The EU’s two top officials are due to meet Turkish President Recep Tayyip Erdogan on Tuesday on a rare visit aimed at reviving battered ties.

Brussels is expected to offer incentives towards establishing a roadmap to cooperation as agreed by EU leaders last month.

What are the talks likely to cover?

European Council President Charles Michel and European Commission chief Ursula von der Leyen were expected to offer key economic and diplomatic incentives to Ankara.

The benefits on offer for Turkey could include the modernizing of a customs union and the liberalization of visa rules.

A resumption of high-level dialogues on issues such as security and health is also likely to be on the cards.

Brussels is expected to offer more funding for Turkey’s hosting of millions of Syrian refugees.

The roadmap for improved cooperation would depend on Erdogan acting to de-escalate tensions with neighboring Greece and Cyprus.

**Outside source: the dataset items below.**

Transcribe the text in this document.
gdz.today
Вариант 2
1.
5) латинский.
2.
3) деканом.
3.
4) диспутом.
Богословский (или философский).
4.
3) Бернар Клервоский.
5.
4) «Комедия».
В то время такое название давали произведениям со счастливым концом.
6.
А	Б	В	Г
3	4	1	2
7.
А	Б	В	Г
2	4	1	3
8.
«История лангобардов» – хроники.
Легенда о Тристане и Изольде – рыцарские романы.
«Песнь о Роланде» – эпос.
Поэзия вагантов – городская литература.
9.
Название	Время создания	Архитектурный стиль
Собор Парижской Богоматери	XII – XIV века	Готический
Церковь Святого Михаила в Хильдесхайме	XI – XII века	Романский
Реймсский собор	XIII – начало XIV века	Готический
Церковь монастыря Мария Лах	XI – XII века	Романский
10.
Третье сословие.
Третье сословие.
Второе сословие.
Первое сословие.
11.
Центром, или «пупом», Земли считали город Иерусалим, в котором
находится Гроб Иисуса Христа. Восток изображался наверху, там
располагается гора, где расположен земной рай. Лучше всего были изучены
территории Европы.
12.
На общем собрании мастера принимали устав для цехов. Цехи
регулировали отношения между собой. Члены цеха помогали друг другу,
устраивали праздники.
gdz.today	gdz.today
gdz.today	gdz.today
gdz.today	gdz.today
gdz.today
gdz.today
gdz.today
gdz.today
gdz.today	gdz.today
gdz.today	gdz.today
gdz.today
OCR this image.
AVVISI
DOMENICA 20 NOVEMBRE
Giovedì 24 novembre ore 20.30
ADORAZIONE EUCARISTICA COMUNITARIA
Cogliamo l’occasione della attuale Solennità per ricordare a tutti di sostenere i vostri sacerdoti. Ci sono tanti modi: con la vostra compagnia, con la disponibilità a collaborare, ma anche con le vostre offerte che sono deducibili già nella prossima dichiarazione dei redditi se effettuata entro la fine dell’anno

Issues could include Turkey’s gas exploration project in the eastern Mediterranean and future talks about the divided island of Cyprus.

Why are the talks being held now?

The 27-member bloc has been encouraged by conciliatory moves from Turkey in recent months.

These include the resumption of talks with Greece over a disputed maritime border and engagement on UN peace efforts with EU member state Cyprus.

EU foreign policy chief Josep Borrell said the latest offer from the bloc “could be a new chapter in EU-Turkey relations” after relations hit a low point last year.

“The situation remains fragile, but the EU welcomes these forthcoming developments and gestures on the part of Turkey and has responded by extending its hand,” he said.

Erdogan met the two EU leaders in Brussels last month, where they expressed a commitment to preserving the 2016 refugee deal between the EU and Turkey.

How keen are both sides to make progress?

For Turkey, the possible thaw in relations coincides with domestic economic troubles — and a tougher line from Washington after Erdogan’s ally Donald Trump was voted out of the White House.

EU members have been divided on how to proceed with Turkey. Cyprus, Greece, and France are urging a tough line while others, led by Germany, want more engagement.

An EU official told the AFP news agency that the meeting in Ankara would “not be the moment for negotiations, but will provide a framework” on progress. Any steps forwards would need to be “phased, proportionate, and reversible.”

“If Erdogan does not show himself to be cooperative then everything will be blocked,” the official told AFP.

The EU has warned that sanctions are an option if Turkey restarts “illegal” energy exploration in the eastern Mediterranean.